II. remaniements par Bach de sa propre musique écrite à l’origine pour violon ou violoncelle seul : Suite en sol mineur BWV 995 - à l’origine, la 5e Suite pour violoncelle en do mineur Partita en mi majeur BWV 1006a – originellement la 3e Partita pour violon seul BWV 1006
III. arrangements en tablature de la musique de Bach réalisés par des luthistes contemporains de Bach : Fugue en sol mineur BWV 1000 (réalisée par Weyrauch) Suite en sol mineur BWV 995 (anonyme, mais peut-être par Adam Falkenhagen) Suite en do mineur BWV 997 (réalisée par Weyrauch)
Luth, clavecin ou luth-clavecin
Nous savons qu’à sa mort, Bach possédait deux instruments appelés lautenwerk et que cet instrument est mentionné sur la page de titre de la source primaire de BWV 996. Il ne subsiste plus aucun luth-clavecin, mais pour une introduction à l’histoire, au concept et à l’utilisation de cet instrument, l’article de Howard Ferguson de 1967 (Bach’s Lauten Werck) est une excellente lecture.
Les œuvres de luth seul ?
Une seule œuvre est clairement destinée au luth, la Suite en sol mineur, BWV 995, une copie autographe du réarrangement par Bach de sa 5e suite pour violoncelle. Quelques considérations générales de style que nous pouvons observer dans la Suite BWV 995 sont discutées ici dans les « Commentaires critiques ».
Notation de la ligne de basse
Bach n’écrit presque jamais de notes pour le luth plus longues qu’une noire. Les exceptions peuvent être les accords finaux ou certaines lignes de basse qui peuvent s’étendre jusqu’à une blanche. Si nous considérons BWV 995, de nombreuses notes de basse d’une mesure complète sont écrites comme des noires avec un silence de 3 temps, ou dans le Prélude (Tres viste), une croche et deux demi-soupirs. Je crois que Bach a essayé d’écrire ce qu’il a entendu des luthistes.
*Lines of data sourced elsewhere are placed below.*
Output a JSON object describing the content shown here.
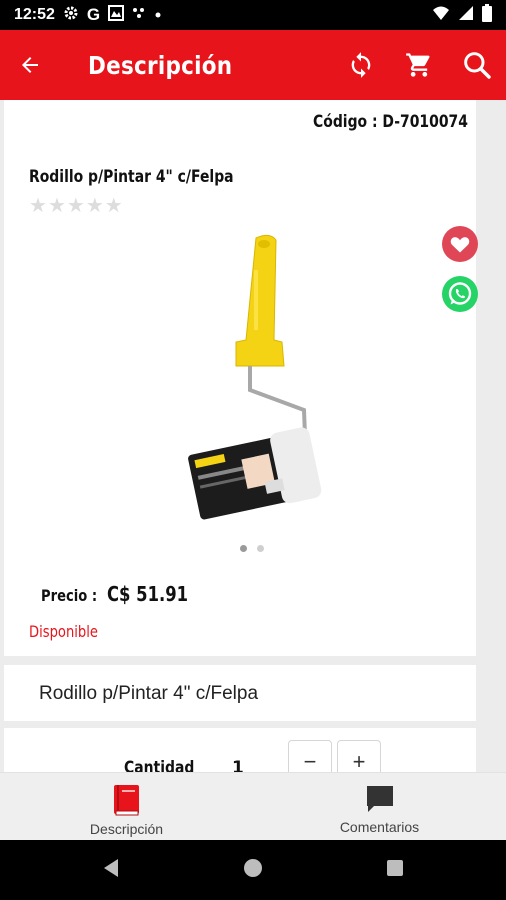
{
  "status_bar": {
    "time": "12:52",
    "icons_left": [
      "gear-icon",
      "google-g-icon",
      "gallery-icon",
      "dots-icon",
      "small-dot-icon"
    ],
    "icons_right": [
      "wifi-icon",
      "signal-icon",
      "battery-icon"
    ]
  },
  "app_bar": {
    "title": "Descripción",
    "color": "#e8141b",
    "actions": [
      "refresh-icon",
      "cart-icon",
      "search-icon"
    ]
  },
  "product": {
    "code_text": "Código : D-7010074",
    "title": "Rodillo p/Pintar 4\" c/Felpa",
    "rating": 0,
    "rating_max": 5,
    "image_count": 2,
    "current_image": 1,
    "price_label": "Precio :",
    "price_value": "C$ 51.91",
    "availability": "Disponible",
    "description": "Rodillo p/Pintar 4\" c/Felpa"
  },
  "quantity": {
    "label": "Cantidad",
    "value": "1",
    "minus": "−",
    "plus": "+"
  },
  "bottom_nav": {
    "items": [
      {
        "label": "Descripción",
        "icon": "book-icon"
      },
      {
        "label": "Comentarios",
        "icon": "comment-icon"
      }
    ]
  },
  "colors": {
    "accent": "#e8141b",
    "favorite": "#e04756",
    "whatsapp": "#25d366"
  }
}
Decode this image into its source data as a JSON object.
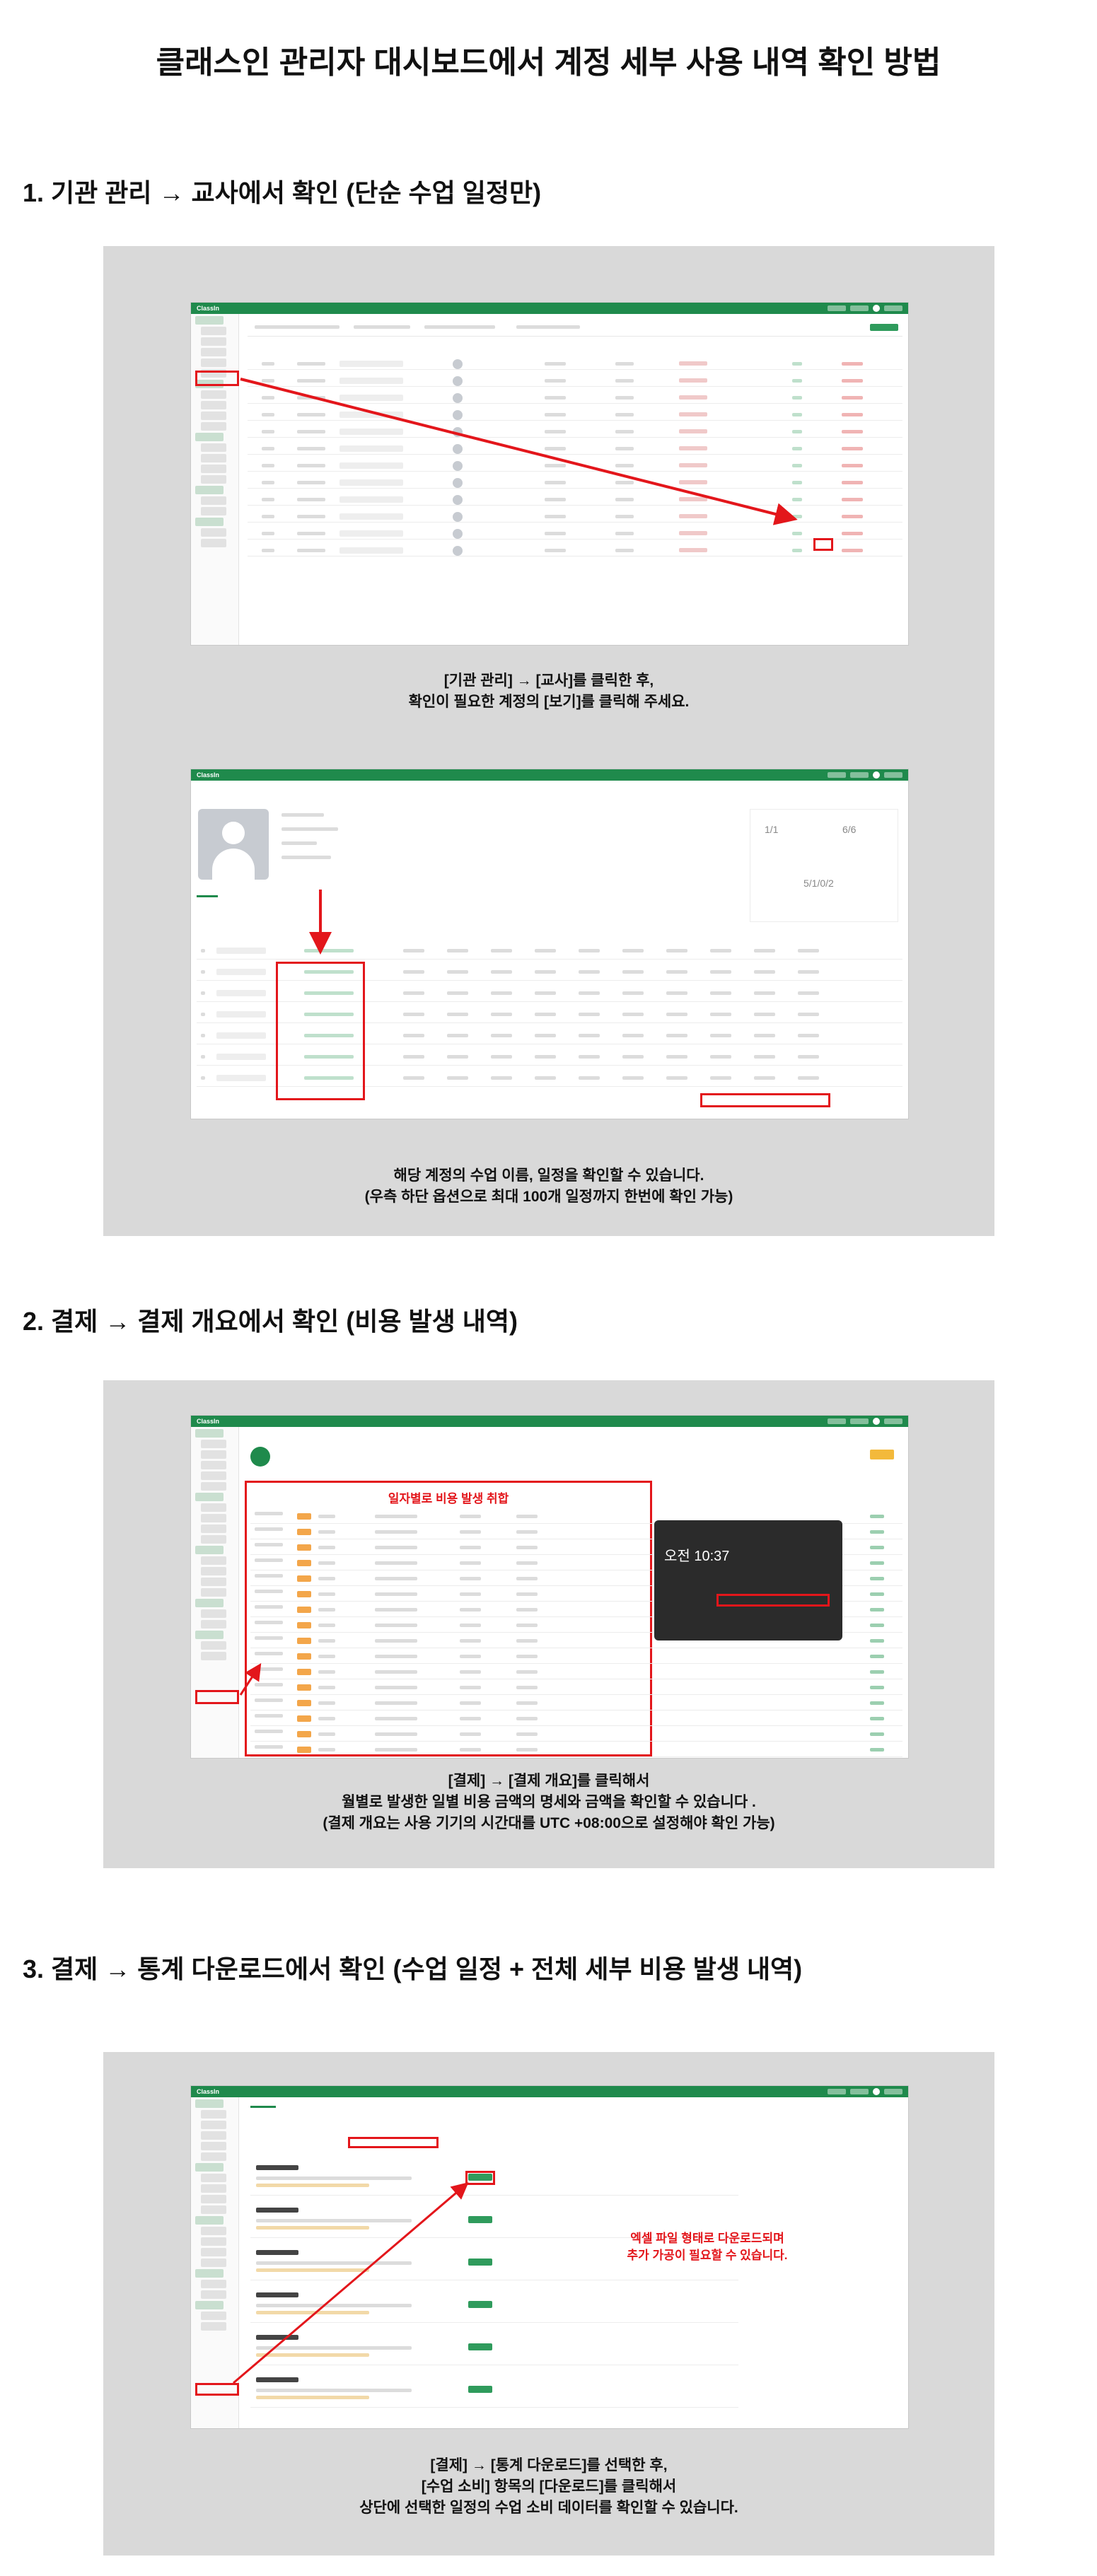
{
  "title": "클래스인 관리자 대시보드에서 계정 세부 사용 내역 확인 방법",
  "sections": [
    {
      "heading": "1. 기관 관리 → 교사에서 확인 (단순 수업 일정만)",
      "shots": [
        {
          "app_name": "ClassIn",
          "caption": [
            "[기관 관리] → [교사]를 클릭한 후,",
            "확인이 필요한 계정의 [보기]를 클릭해 주세요."
          ]
        },
        {
          "app_name": "ClassIn",
          "stats": [
            "1/1",
            "6/6",
            "5/1/0/2"
          ],
          "caption": [
            "해당 계정의 수업 이름, 일정을 확인할 수 있습니다.",
            "(우측 하단 옵션으로 최대 100개 일정까지 한번에 확인 가능)"
          ]
        }
      ]
    },
    {
      "heading": "2. 결제 → 결제 개요에서 확인 (비용 발생 내역)",
      "shots": [
        {
          "app_name": "ClassIn",
          "annotation": "일자별로 비용 발생 취합",
          "phone_time": "오전 10:37",
          "caption": [
            "[결제] → [결제 개요]를 클릭해서",
            "월별로 발생한 일별 비용 금액의 명세와 금액을 확인할 수 있습니다 .",
            "(결제 개요는 사용 기기의 시간대를 UTC +08:00으로 설정해야 확인 가능)"
          ]
        }
      ]
    },
    {
      "heading": "3. 결제 → 통계 다운로드에서 확인 (수업 일정 + 전체 세부 비용 발생 내역)",
      "shots": [
        {
          "app_name": "ClassIn",
          "annotation": [
            "엑셀 파일 형태로 다운로드되며",
            "추가 가공이 필요할 수 있습니다."
          ],
          "caption": [
            "[결제] → [통계 다운로드]를 선택한 후,",
            "[수업 소비] 항목의 [다운로드]를 클릭해서",
            "상단에 선택한 일정의 수업 소비 데이터를 확인할 수 있습니다."
          ]
        }
      ]
    }
  ],
  "colors": {
    "accent_green": "#1f8a4c",
    "highlight_red": "#e3161b",
    "panel_gray": "#d9d9d9"
  }
}
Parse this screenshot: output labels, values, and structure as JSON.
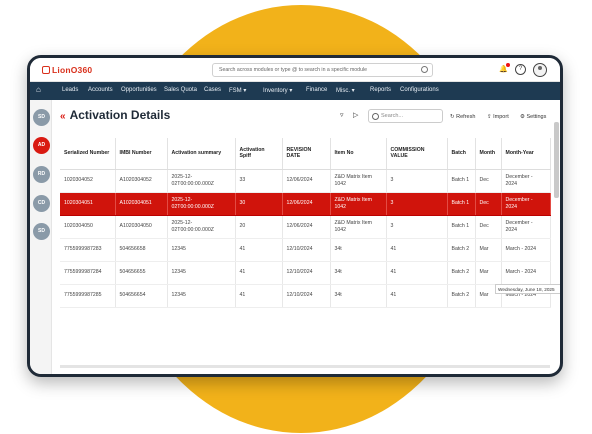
{
  "header": {
    "logo": "LionO360",
    "search_placeholder": "Search across modules or type @ to search in a specific module"
  },
  "nav": {
    "items": [
      "Leads",
      "Accounts",
      "Opportunities",
      "Sales Quota",
      "Cases",
      "FSM ▾",
      "Inventory ▾",
      "Finance",
      "Misc. ▾",
      "Reports",
      "Configurations"
    ]
  },
  "sidebar": {
    "badges": [
      "SD",
      "AD",
      "RD",
      "CD",
      "SD"
    ]
  },
  "page": {
    "title": "Activation Details",
    "search_placeholder": "Search...",
    "refresh_label": "Refresh",
    "import_label": "Import",
    "settings_label": "Settings"
  },
  "table": {
    "columns": [
      "Serialized Number",
      "IMBI Number",
      "Activation summary",
      "Activation Spiff",
      "REVISION DATE",
      "Item No",
      "COMMISSION VALUE",
      "Batch",
      "Month",
      "Month-Year"
    ],
    "rows": [
      [
        "1020304052",
        "A1020304052",
        "2025-12-02T00:00:00.000Z",
        "33",
        "12/06/2024",
        "Z&D Matrix Item 1042",
        "3",
        "Batch 1",
        "Dec",
        "December - 2024"
      ],
      [
        "1020304051",
        "A1020304051",
        "2025-12-02T00:00:00.000Z",
        "30",
        "12/06/2024",
        "Z&D Matrix Item 1042",
        "3",
        "Batch 1",
        "Dec",
        "December - 2024"
      ],
      [
        "1020304050",
        "A1020304050",
        "2025-12-02T00:00:00.000Z",
        "20",
        "12/06/2024",
        "Z&D Matrix Item 1042",
        "3",
        "Batch 1",
        "Dec",
        "December - 2024"
      ],
      [
        "7755999987283",
        "504656658",
        "12345",
        "41",
        "12/10/2024",
        "34t",
        "41",
        "Batch 2",
        "Mar",
        "March - 2024"
      ],
      [
        "7755999987284",
        "504656655",
        "12345",
        "41",
        "12/10/2024",
        "34t",
        "41",
        "Batch 2",
        "Mar",
        "March - 2024"
      ],
      [
        "7755999987285",
        "504656654",
        "12345",
        "41",
        "12/10/2024",
        "34t",
        "41",
        "Batch 2",
        "Mar",
        "March - 2024"
      ]
    ],
    "selected_row": 1
  },
  "tooltip": "Wednesday, June 18, 2025",
  "colors": {
    "accent": "#d0140c",
    "nav": "#1e3a52",
    "backdrop": "#f2b21a"
  }
}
Le son des cordes en boyau du luth, et en particulier des basses en boyau, était relativement court par rapport au son du clavecin. Nous n’avons cependant pas de sources dans le répertoire du luth ou d’instructions techniques des XVIIe & XVIIIe siècles qui indiquent aux joueurs comment arrêter les basses ou quand les arrêter. Il existe quelques indications sur la manière de jouer avec une articulation variée dans les autres voix (en utilisant les doigts de la main droite) mais jamais le pouce. On nous dit cependant que, sur le luth à 11 ou 13 chœurs, le pouce doit jouer vers le chœur grave voisin, puis rester posé dessus jusqu’à ce qu’il joue la note suivante. Si nous prenons le Prélude de BWV 998, qui est pour Laute ò Cembal, Bach écrit également des basses courtes. Il n’y a pas une seule note de basse écrite pour être soutenue pendant une mesure entière.
En tant que luthistes, lorsque nous jouons Weiss à partir d’une tablature, nous ne pensons pas à arrêter chaque note de basse et lorsque nous observons l’autographe de BWV 998 ou 995 et que nous pensons que nous devons suivre la notation précisément, nous tombons dans un nouvel univers technique avec de nouvelles exigences. La solution, je pense, est simplement que Bach écrivait en tant que claviériste, et souvent pour le clavier, et qu’il voulait imiter le luth et la façon dont les notes des basses du luth s’éteignent rapidement. Lors de la répétition du mi bémol grave au début de BWV 998, il est facile de replacer le pouce de la main droite rapidement, en préparation de la prochaine note de basse. Ce n’est pas aussi simple, cependant, dans l’ensemble de la pièce. Comme partout dans le répertoire du luth, je n’ai pas indiqué, dans cette édition, la longueur de note des basses ouvertes.
Un autre élément à prendre en compte pour la ligne de basse est le cordage des chœurs graves à partir du 6e. Il était traditionnellement constitué par paires, avec une basse fondamentale et une deuxième corde accordée une octave au-dessus. Parfois, la note la plus élevée de la paire peut sonner plus fort que la plus basse. Je pense qu’il est possible que dans certains des accords que Bach écrit pour le luth, il indique la note la plus basse et la plus haute de la basse comme deux notes séparées, par exemple dans le dernier accord de la Courante de BWV 995.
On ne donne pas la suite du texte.